Entrou na Universidade Católica como professor associado em 2001. Aí leccionou Inovação e Empreendedorismo, que é a sua paixão académica, e foi subindo os degraus da hierarquia, sendo o director da Católica Lisbon School of Busines & Economics, desde 2012. Percurso que fez também na Universidade Carnegie Mellon, na Pensilvânia (EUA), onde exerceu o cargo de full professor do departamento de Engenharia até 2013. A partir de Agosto vai ser o director da escola de negócios do Imperial College.
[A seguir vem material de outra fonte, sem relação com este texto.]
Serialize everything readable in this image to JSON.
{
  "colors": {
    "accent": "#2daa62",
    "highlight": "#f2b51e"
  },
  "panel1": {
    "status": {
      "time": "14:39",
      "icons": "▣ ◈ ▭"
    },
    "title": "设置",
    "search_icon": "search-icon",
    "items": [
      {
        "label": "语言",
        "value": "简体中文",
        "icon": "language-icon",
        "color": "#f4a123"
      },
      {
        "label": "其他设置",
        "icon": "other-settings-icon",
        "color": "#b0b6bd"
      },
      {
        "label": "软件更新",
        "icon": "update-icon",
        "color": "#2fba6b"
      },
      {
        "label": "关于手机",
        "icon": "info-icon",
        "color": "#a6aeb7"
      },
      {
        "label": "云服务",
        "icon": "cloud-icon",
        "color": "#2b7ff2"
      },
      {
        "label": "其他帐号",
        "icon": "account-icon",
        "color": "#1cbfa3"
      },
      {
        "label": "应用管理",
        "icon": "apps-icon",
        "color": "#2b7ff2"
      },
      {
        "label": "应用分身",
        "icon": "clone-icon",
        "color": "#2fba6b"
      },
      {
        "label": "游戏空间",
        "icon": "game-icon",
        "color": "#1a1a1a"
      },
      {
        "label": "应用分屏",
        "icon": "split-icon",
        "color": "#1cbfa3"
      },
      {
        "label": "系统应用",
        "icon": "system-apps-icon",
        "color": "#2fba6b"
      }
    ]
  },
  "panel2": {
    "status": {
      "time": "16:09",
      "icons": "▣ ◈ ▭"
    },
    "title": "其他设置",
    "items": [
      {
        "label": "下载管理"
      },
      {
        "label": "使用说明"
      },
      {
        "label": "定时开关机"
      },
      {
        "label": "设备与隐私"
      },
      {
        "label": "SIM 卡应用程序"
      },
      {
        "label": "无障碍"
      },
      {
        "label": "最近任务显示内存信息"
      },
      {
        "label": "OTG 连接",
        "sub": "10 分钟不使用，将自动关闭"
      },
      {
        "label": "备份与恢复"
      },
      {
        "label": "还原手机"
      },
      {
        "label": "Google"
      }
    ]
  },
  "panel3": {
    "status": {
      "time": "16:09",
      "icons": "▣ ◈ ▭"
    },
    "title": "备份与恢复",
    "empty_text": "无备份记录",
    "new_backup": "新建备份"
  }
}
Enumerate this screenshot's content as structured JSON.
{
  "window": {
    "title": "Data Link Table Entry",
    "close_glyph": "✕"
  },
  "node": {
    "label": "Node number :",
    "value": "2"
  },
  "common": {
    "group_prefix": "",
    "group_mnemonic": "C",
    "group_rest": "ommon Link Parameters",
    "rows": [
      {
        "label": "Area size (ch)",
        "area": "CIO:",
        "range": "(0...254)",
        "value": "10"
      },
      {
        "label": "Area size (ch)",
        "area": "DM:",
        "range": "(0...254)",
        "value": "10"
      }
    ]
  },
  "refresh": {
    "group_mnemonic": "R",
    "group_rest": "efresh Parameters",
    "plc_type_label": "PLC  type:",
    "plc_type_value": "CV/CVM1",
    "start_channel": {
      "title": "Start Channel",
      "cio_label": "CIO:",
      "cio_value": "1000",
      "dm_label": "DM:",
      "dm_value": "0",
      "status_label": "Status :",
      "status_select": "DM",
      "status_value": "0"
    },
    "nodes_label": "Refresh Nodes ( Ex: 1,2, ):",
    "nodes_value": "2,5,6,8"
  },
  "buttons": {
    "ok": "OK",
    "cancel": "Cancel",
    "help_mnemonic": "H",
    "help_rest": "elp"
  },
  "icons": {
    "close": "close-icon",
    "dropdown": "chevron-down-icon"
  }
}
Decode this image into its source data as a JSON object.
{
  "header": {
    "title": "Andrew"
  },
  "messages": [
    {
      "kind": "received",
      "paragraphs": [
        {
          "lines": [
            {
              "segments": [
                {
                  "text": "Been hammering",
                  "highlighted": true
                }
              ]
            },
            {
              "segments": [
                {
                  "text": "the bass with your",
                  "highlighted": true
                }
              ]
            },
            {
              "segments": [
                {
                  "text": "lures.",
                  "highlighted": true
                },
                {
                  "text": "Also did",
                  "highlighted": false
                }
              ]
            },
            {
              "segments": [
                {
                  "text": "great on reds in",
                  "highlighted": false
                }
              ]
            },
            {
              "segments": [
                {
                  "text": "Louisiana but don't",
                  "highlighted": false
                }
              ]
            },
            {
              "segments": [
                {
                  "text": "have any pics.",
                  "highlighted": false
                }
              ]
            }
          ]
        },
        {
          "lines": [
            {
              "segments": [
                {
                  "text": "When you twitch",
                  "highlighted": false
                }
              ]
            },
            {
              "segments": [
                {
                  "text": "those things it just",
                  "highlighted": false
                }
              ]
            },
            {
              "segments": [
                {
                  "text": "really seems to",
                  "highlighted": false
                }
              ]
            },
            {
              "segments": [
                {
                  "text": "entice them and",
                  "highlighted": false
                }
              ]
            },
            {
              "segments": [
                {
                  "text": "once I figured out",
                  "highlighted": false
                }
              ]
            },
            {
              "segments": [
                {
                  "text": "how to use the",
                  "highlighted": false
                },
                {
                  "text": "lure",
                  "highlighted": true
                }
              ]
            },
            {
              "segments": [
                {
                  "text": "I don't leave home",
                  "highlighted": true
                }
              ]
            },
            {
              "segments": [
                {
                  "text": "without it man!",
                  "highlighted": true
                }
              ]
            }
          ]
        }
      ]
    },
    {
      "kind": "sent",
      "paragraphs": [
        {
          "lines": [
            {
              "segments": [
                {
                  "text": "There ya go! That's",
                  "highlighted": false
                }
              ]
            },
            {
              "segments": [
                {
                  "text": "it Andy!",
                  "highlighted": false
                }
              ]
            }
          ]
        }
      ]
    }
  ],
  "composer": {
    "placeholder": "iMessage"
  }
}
É casado e tem três filhos.
Respostas rápidas
Instituto Superior Técnico
É a minha alma mater onde eu tenho ainda muitas ligações e uma escola excelente que muito tem feito pela ciência e pela inovação em Portugal e no mundo.
Bicicleta
BTT em particular, um dos meus hóbis favoritos e algo a que dedico uma parte do meu tempo fora das minhas responsabilidades profissionais e de que muito gosto.
Açores
Um dos destinos de férias que acaba por se tornar favorito de uma forma quase orgânica. Desenvolvi uma afinidade e apreciação dos Açores como destino de férias e relaxamento para toda a família, porque é um contexto que tem agradado a toda a família de muitas idades diferentes. Gosto muito das ilhas, das paisagens, das pessoas e do ambiente.
Silicon Valley
Continua a ser a Meca do empreendedorismo, da inovação e da tecnologia. Foi também, durante muito tempo, um assunto que estudei com muita precisão para aprender muito sobre algo que é fundamental para estes processos de empreendedorismo, que são os spin-off. Esta ideia de que de boas empresas saem outras boas empresas com enorme resultado económico. Foi assim que Silicon Valley se fez.
Donald Trump
Uma grande preocupação para a América, para as universidades americanas, já tenho sentido isso, mas também um pouco por todo o mundo, porque é uma pessoa imprevisível com uma perspectiva sobre a vida e as pessoas da qual eu não partilho.
Mário Centeno
Conheci-o pela primeira quando nos cruzámos em Boston. Ele estava a acabar o seu doutoramento em Harvard, eu estava a começar o meu no MIT. É uma pessoa por quem tenho muito respeito técnico e científico e que está a procurar fazer navegar as nossas finanças num momento de equilíbrio difícil, do ponto de vista daquilo que é o arranjo parlamentar de apoio ao Governo.